L’aggiornamento prevedeva principalmente le comunicazioni da parte della società rispetto alla reindustrializzazione per lo stabilimento di Mordano, uno dei punti previsti dall’accordo sottoscritto in data 29 maggio 2025 che ha sospeso una lotta sindacale durata un mese e mezzo con scioperi e presidio da parte delle lavoratrici e dei lavoratori di Tracmec davanti ai cancelli di Via Selice.

L’azienda ha presentato un progetto relativo ad una importante ristrutturazione dell’edificio che verrà messo a disposizione di imprenditori che vorranno insediarsi con le proprie attività produttive sul territorio, progetto che però ha come data di ultimazione il primo trimestre del 2027.
D’altra parte Tracmec non ha escluso valutazioni su manifestazioni di interesse se qualcuno vorrà avanzare delle proposte, aprendo di fatto a possibili o probabili interlocuzioni con soggetti imprenditoriali che vorranno operare sin da subito.

“Il nostro obiettivo rimane quello di dare continuità all’attività produttiva di Via Selice, preservando il più possibile i livelli occupazionali-  comunicano Fim Fiom e Uilm. E’ chiaro che quanto comunicato dai rappresentanti del gruppo Bauer non lo consideriamo un disimpegno sul territorio, ma è altrettanto chiaro che per noi un eventuale manifestazione di interesse da parte di qualche realtà imprenditoriale interessata e quindi dare continuità produttiva e occupazionale, rimane il primo obiettivo e per questo chiediamo alla proprietà di Bauer di fare tutti i necessari passaggi a partire da quelle che possono essere le future interlocuzioni con i vari soggetti interessati”.
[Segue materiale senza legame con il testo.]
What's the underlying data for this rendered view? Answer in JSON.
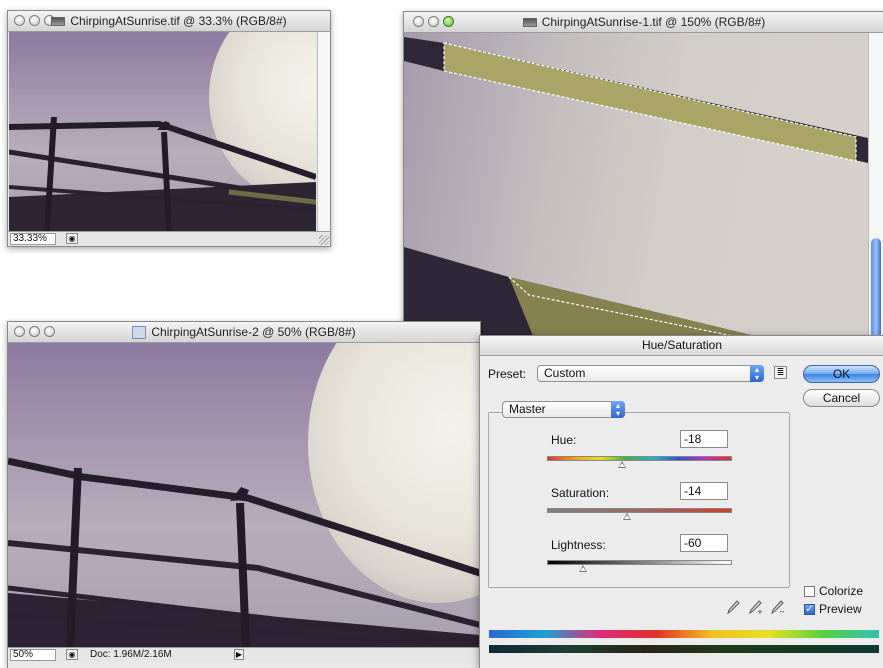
{
  "windows": {
    "small": {
      "title": "ChirpingAtSunrise.tif @ 33.3% (RGB/8#)",
      "zoom": "33.33%"
    },
    "zoomed": {
      "title": "ChirpingAtSunrise-1.tif @ 150% (RGB/8#)"
    },
    "large": {
      "title": "ChirpingAtSunrise-2 @ 50% (RGB/8#)",
      "zoom": "50%",
      "doc_info": "Doc: 1.96M/2.16M"
    }
  },
  "dialog": {
    "title": "Hue/Saturation",
    "preset_label": "Preset:",
    "preset_value": "Custom",
    "edit_value": "Master",
    "ok_label": "OK",
    "cancel_label": "Cancel",
    "hue": {
      "label": "Hue:",
      "value": "-18",
      "level": -18,
      "range": [
        -180,
        180
      ]
    },
    "saturation": {
      "label": "Saturation:",
      "value": "-14",
      "level": -14,
      "range": [
        -100,
        100
      ]
    },
    "lightness": {
      "label": "Lightness:",
      "value": "-60",
      "level": -60,
      "range": [
        -100,
        100
      ]
    },
    "colorize": {
      "label": "Colorize",
      "checked": false
    },
    "preview": {
      "label": "Preview",
      "checked": true
    },
    "icons": [
      "preset-options-icon",
      "eyedropper-icon",
      "eyedropper-plus-icon",
      "eyedropper-minus-icon"
    ]
  },
  "colors": {
    "accent": "#3f82e0",
    "photo_purple": "#8d7aa0",
    "photo_highlight": "#ecebe3",
    "selection_olive": "#a9a567"
  }
}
“Bene dunque la chiarezza e l’impegno assunto da Tracmec, ma ora bisogna lavorare per salvaguardare i livelli occupazionali attraverso la reindustralizzazione, che ricordiamo si gestiranno con il contratto di solidarietà fino al 31 dicembre 2025 e eventuale cassa integrazione straordinaria in seguito.- concludono i sindacati”.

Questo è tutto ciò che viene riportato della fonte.